How do you square a frightening Test fast bowler from the mountains with a tertiary-qualified, tattoo-free man whose favourite hobby is "a really good crossword"? Australia's Pat Cummins talks to Sam Perry as he prepares to make an impact during his first home Test summer.

Thinking time

Patrick Lukins and his son Miles
Patrick Lukins and his son Miles Photograph: Patrick Lukins

Patrick Lukins grew up in a Catholic family in which three of the four children were gay. As it grew increasingly unconventional, and increasingly dear to him, it helped him accept his own sexuality and set an example for his son. "I always thought of my discretion about my sexuality as a strength and I would go to great lengths to hide it. I've since realised that strength is the ability to be yourself in a world that will often tell you that you are somehow a lesser person. I want to set an example for my son: not to hide, not to be afraid, but to push outside your comfort zone and be proud of who you are and where you come from."

The pebble-lined shore that borders King's Run in north-western Tasmania is speckled with middens and once housed seal hides. Elsewhere on the property, a burial site houses the bones of long-dead Tarkanya people. This week the area was signed over to Aboriginal ownership, in a move that marks the end of a 30-year process that started when a thylacine sighting was reported. Calla Wahlquist visited the region that was protected for decades by Geoff King, a third-generation beef grazier, and describes the pivotal role he played.

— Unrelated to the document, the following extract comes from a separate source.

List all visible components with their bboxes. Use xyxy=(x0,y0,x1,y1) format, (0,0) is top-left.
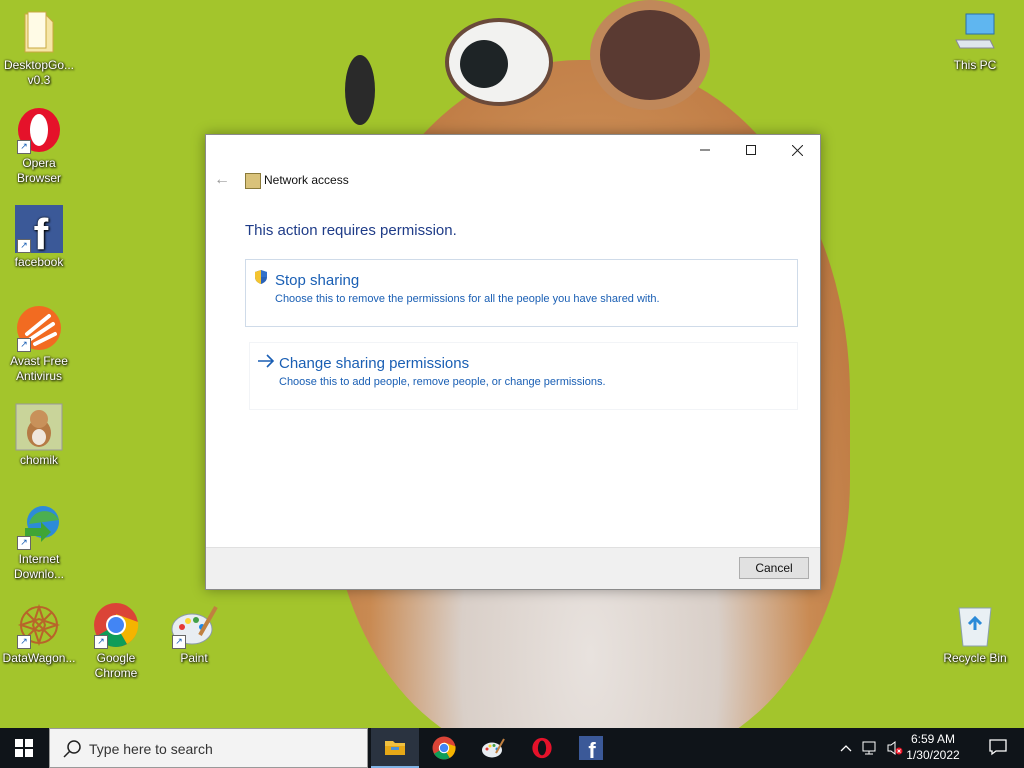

During Taylor Mac's extravaganza at the Melbourne festival the performer blindfolds us all. "You're going to be blind for the next hour. If you peek I will publicly shame you," Mac says casually. We're five hours into A 24-Decade History of Popular Music, which weaves cabaret, commentary and comedy through 10 popular songs of each decade, from 1776 to the present day. Mac describes A 24-Decade History as a "radical faery realness ritual sacrifice". "The gathering of the people, that's the ritual; the audience is the sacrifice". And that's the other thrill of the show: the (forced) participation.

What's he done now?

Donald Trump has threatened to pull aid to Puerto Rico in the wake of Hurricane Maria in a series of furious overnight tweets, criticising the island nation's poor infrastructure and weakening economy:

Puerto Rico survived the Hurricanes, now a financial crisis looms largely of their own making." says Sharyl Attkisson. A total lack of … accountability say the Governor. Electric and all infrastructure was disaster before hurricanes. Congress to decide how much to spend … We cannot keep FEMA, the Military & the First Responders, who have been amazing (under the most difficult circumstances) in P.R. forever!

Media roundup

The Sydney Morning Herald splashes with a large picture of the NSW premier, Gladys Berejiklian, saying the NSW Liberals are poised to release a significant advertising campaign aimed at "reinventing" her 17 months out from the election. "Bad Oil" declares the Adelaide Advertiser with its front-page report about Chevron's Australia decision to dump its half billion-dollar plan to drill for oil and gas in the Great Australian Bight, which has "drawn fire" from the South Australian government. And the ABC has a moving story from last night's 7.30 report about a male survivor of the Catholic Church, who said the church made him feel like a "beggar" when he asked it to pay medical bills which resulted from the rapes and beatings he received while in its care in the 1960s.

Coming up

The foreign minister, Julie Bishop, and the defence minister, Marise Payne, are in South Korea for talks with their ministerial counterparts. The Reserve Bank of Australia releases its financial stability review. And the One Nation senator Malcolm Roberts is hosting a summit on "cost-of-living pressures" in Brisbane, with speakers including Dan Mitchell, from the Center for Freedom and Prosperity, Mark Latham and Ross Cameron.